By April 1906, Bubb ranked high enough in seniority that he was in line for promotion to brigadier general. When a vacancy occurred, President Theodore Roosevelt desired to appoint John J. Pershing, who was then a captain. Army leaders, including William Howard Taft, then serving as Secretary of War, advocated for Bubb, and he received the appointment. (Note: Roosevelt nominated Pershing for promotion to brigadier general in September 1906.) After his promotion, Bubb served as commander of the Department of Dakota. He remained in this post until April 1907, when he reached the army's mandatory retirement age of 64.

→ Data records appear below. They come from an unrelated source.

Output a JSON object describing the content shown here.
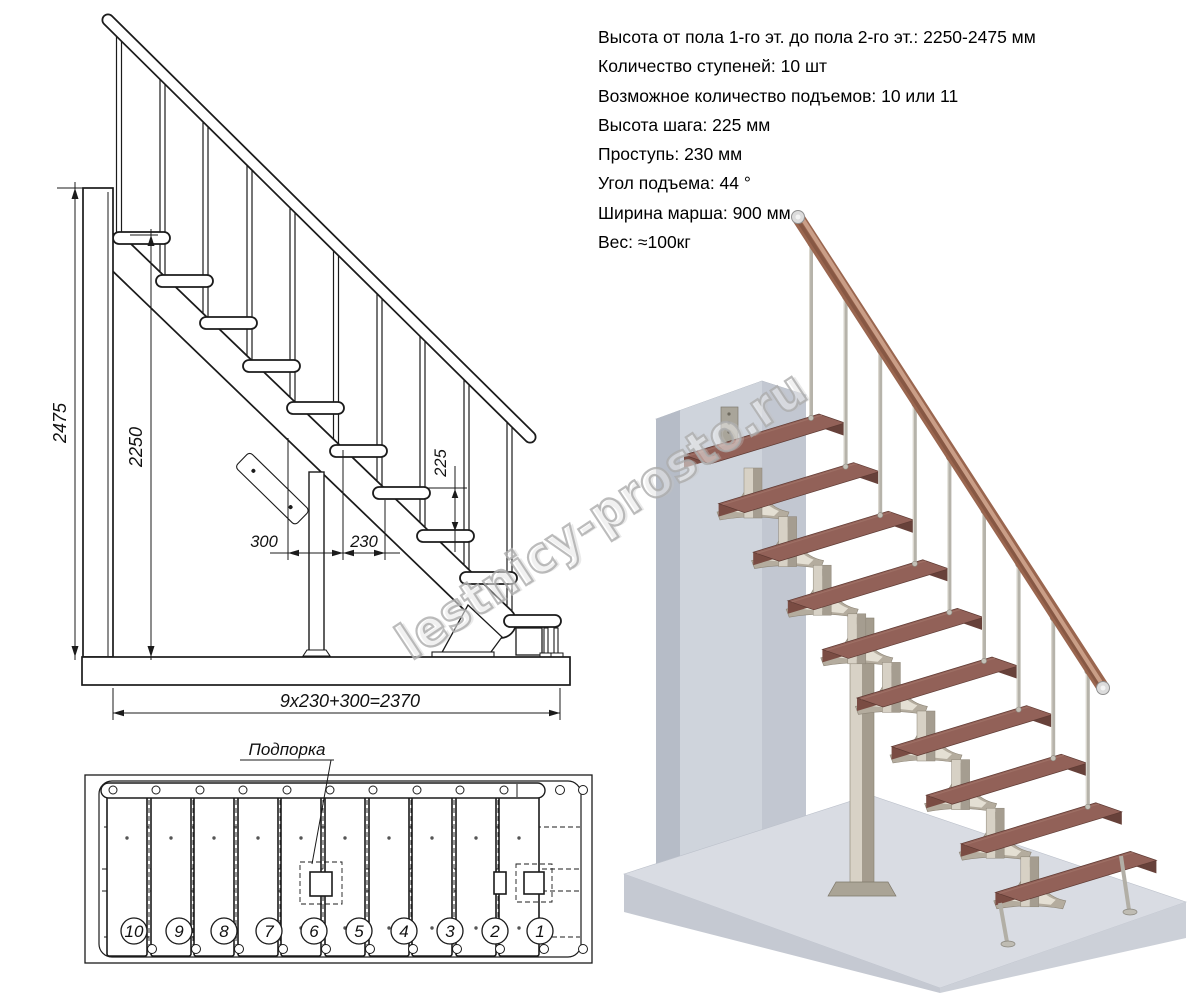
{
  "specs": {
    "lines": [
      "Высота от пола 1-го эт. до пола 2-го эт.: 2250-2475 мм",
      "Количество ступеней: 10 шт",
      "Возможное количество подъемов: 10 или 11",
      "Высота шага: 225 мм",
      "Проступь: 230 мм",
      "Угол подъема: 44 °",
      "Ширина марша: 900 мм",
      "Вес: ≈100кг"
    ]
  },
  "elevation": {
    "dims": {
      "total_height": "2475",
      "floor_height": "2250",
      "rise": "225",
      "bottom_run": "300",
      "tread_run": "230",
      "total_run": "9x230+300=2370"
    }
  },
  "plan": {
    "support_label": "Подпорка",
    "step_numbers": [
      "10",
      "9",
      "8",
      "7",
      "6",
      "5",
      "4",
      "3",
      "2",
      "1"
    ]
  },
  "watermark": {
    "text": "lestnicy-prosto.ru"
  },
  "colors": {
    "line": "#1b1b1b",
    "tread_top": "#926158",
    "tread_front": "#7a4c43",
    "tread_side": "#67413a",
    "handrail": "#9a664f",
    "metal": "#b6b3aa",
    "structure": "#b4ac9e",
    "wall": "#cfd4dc",
    "floor": "#d9dce3"
  }
}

In retirement, Bubb resided with sons and daughters in Galesburg, Illinois, Portland, Oregon, and Philadelphia, Pennsylvania before settling permanently in Wilmington, Delaware. His memberships included the Grand Army of the Republic, Military Order of the Loyal Legion of the United States, and Military Order of Foreign Wars. Bubb died in Wilmington on 22 February 1922. He was buried at Arlington National Cemetery.

==Dates of rank==
Bubb's dates of rank were:

- Private to First Sergeant, 13 September 1861 to 24 April 1866
- Second Lieutenant, 24 April 1866 (to date from 5 February 1866)
- First Lieutenant, 24 April 1866 (to date from 5 February 1866)
- Captain, 16 March 1879
- Major, 26 April 1898
- Lieutenant Colonel, 20 October 1899
- Colonel, 1 July 1901
- Brigadier General, 3 April 1906
- Brigadier General (Retired), 26 April 1907

==In popular culture==
Bubb is a character in the Deadwood episode "Sold Under Sin" (Season 1, Episode 12, 13 June 2004). The plot includes Crook's 1876 expedition arriving in Deadwood to resupply, and Bubb is depicted as Crook's quartermaster and commissary officer with the rank of captain. He is portrayed by actor Michael David Lally.